Видному профессору не составило труда устроить мальчика на полный пансион в известную лесную школу, в Лисино, и по её окончании отправить юношу в экспедицию с лесоустроительной партией. Это и было первое основательное ознакомление Ивана Вихрова с положением лесов в России. Ему не удалось побывать в те годы за пределами двух северо-западных губерний, но и по ним можно было постичь, что творится в остальной империи. Всюду, где ещё бежали речки сквозь толщу лесов, стук топора стал таким же обычным содержанием тишины, как вечерний благовест, крик петуха, звон бубенца на проселке. Похоже было, что владельцы лесов, напуганные первой революцией, торопились сбыть громоздкое и неправедное имущество до вступления в права истинного хозяина. Маленькое горе Енги зеркально повторялось в любом уголке России. Юному Вихрову не хватало достаточных знаний предвидеть неминуемые следствия лесного разгрома, но все чаще рождались в его душе злые вопросы, небезопасные в ту пору царской мести и реакции... Лично для него эти пять лет обошлись без всяких событий, но по возвращении в столицу он в один день узнал как о смерти матери, так и о бесследном исчезновенье дяди Афанасия, вздумавшего в числе прочих русских простаков душевно потолковать о наболевших делах с государем императором в крайне неудачное воскресенье девятого января. В темной прихожей у Туляковых Ивану вручили Агафьино наследство в виде дубленого полушубка и почти ненадеванных бареток; кстати, туляковская доха покоилась на вешалке, но сам профессор, видимо считая расчеты с совестью поконченными, даже не удостоил взглянуть на подросшего кухаркина сына. От Таиски не поступало вестей со дня разлуки, так что у Вихрова не оставалось родни на свете, кроме леса, который ничем не мог ему помочь, да ещё — народа, не подозревавшего пока о его существовании.
Заработанные деньги истаяли, пока готовился к испытаниям на аттестат зрелости. Кроме того, Лесной институт был на полгода закрыт после студенческих беспорядков 1907 года; не приходилось рассчитывать и на пособие, а безработица тех лет исключала всякую надежду на постоянный заработок. Нечем было платить за чердак на Лиговке, и домовладелица, дородная и одинокая дама, все настойчивее приглашала оголодавшего жильца спуститься с голубятни к ней в гнездышко, где он мог бы более широко пользоваться её гостеприимством.
Наступала та степень нужды, что зовется в народе непокрытой нищетой, и, пожалуй, сам Александр Яковлевич, всегда отличавшийся изобретательностью, не сумел бы выпутаться из столь сгустившихся затруднений... Тут-то почтальон и принес Вихрову спасительный перевод на двадцать пять рублей с намеренно неграмотной припиской о пожелании успехов на благо русского леса.

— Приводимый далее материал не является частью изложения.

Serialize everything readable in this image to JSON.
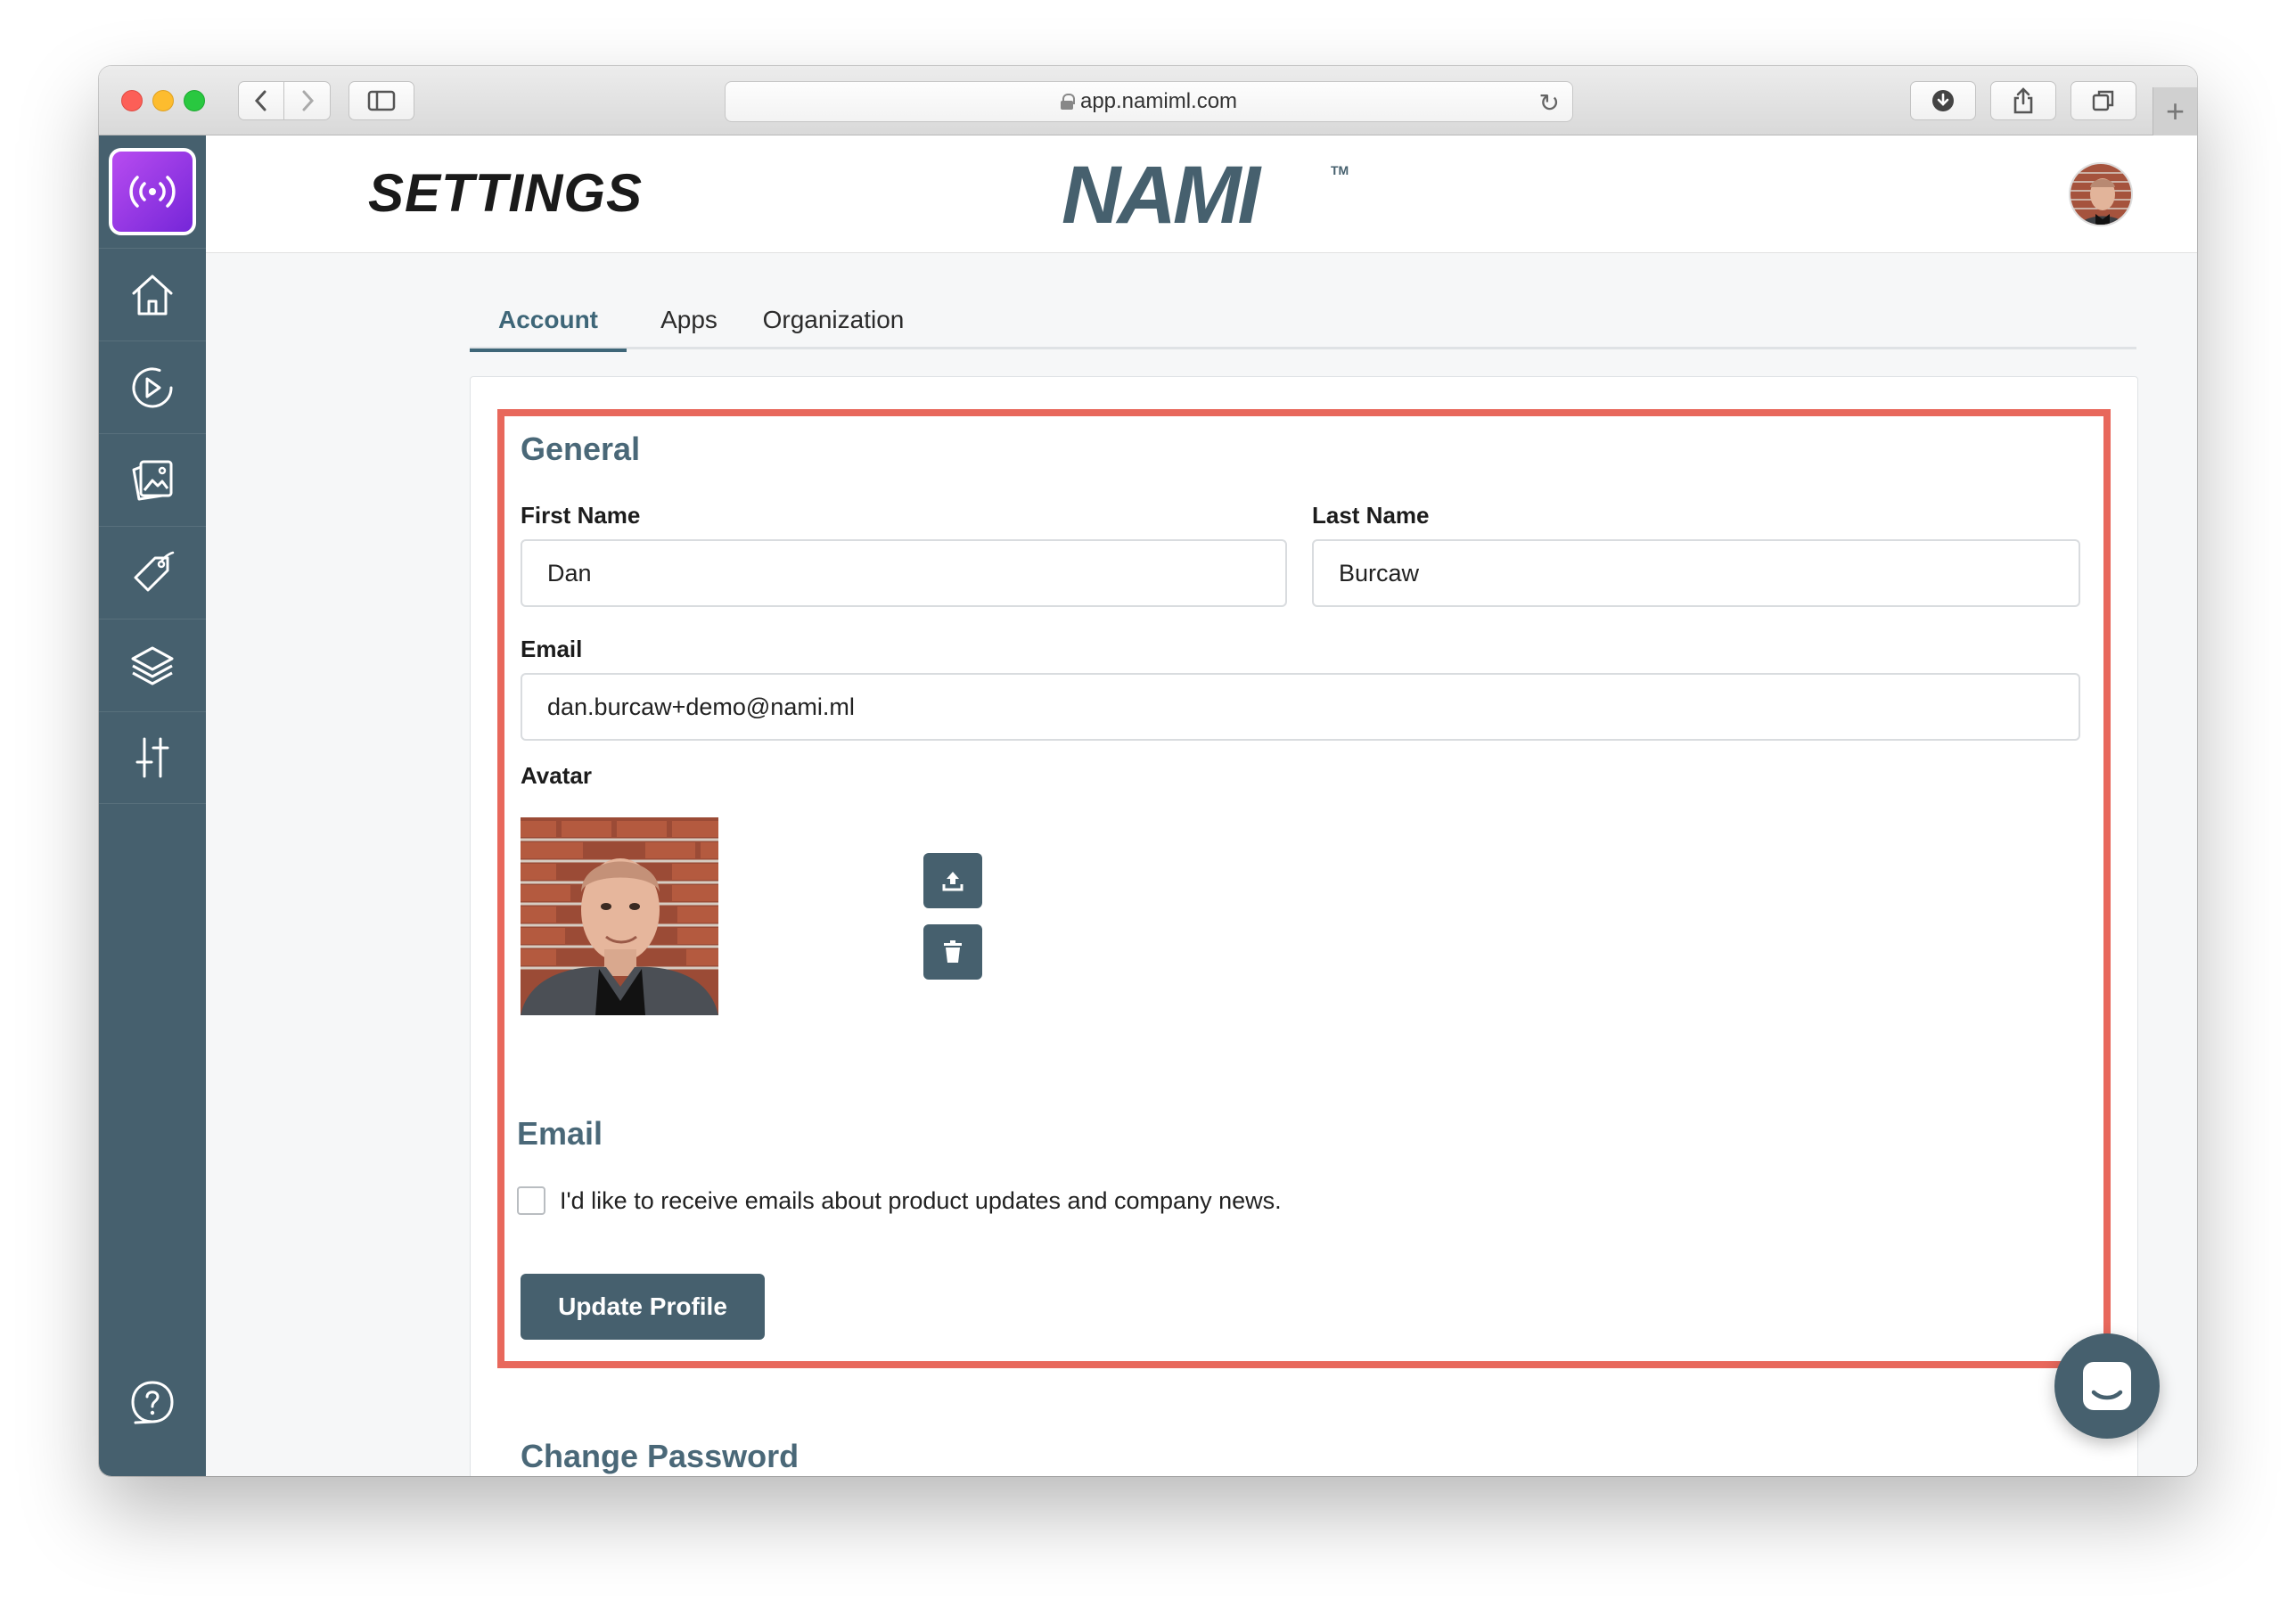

Второй такой же поступил только через полтора года, когда в студенте Лесного института начал проступать облик будущего ученого; стремление заступиться за родничок, затоптанный Кнышевым, и плебейская неукротимость в достиженье цели уже тогда определяли объем, направление и, следовательно, политическое содержание предстоящей вихровской работы... Если на циферблате детских суток у мальчика Ивана имелось всего три значка — утренний рожок пастуха, обед и возвращенье стада, — теперь он покрылся десятками новых; самое мелкое деленьице было отведено для сна, но шутил Большая Кострома, что Вихров и среди ночи встает подзубрить гербарий. Когда же у него скопилось достаточно сведений для начальных выводов о судьбе русского леса, он принялся искать подтверждающие истины в окрестностях избранной науки. Не оставалось времени давать уроки или чертить иллюминованные планы и сдавать экзамены за богатых лентяев. Собственно, при его отменном мужицком здравии, фунта стародубского хлеба и средней упитанности селедки Вихрову с избытком хватило бы для счастья, но и в половинном размере оно выпадало не всякий день. Обратиться было не к кому; Туляков же просто не узнавал его на лекциях. К этому периоду относятся несколько вполне своевременных, следовавших с месячным перерывом денежных переводов от анонимного благодетеля.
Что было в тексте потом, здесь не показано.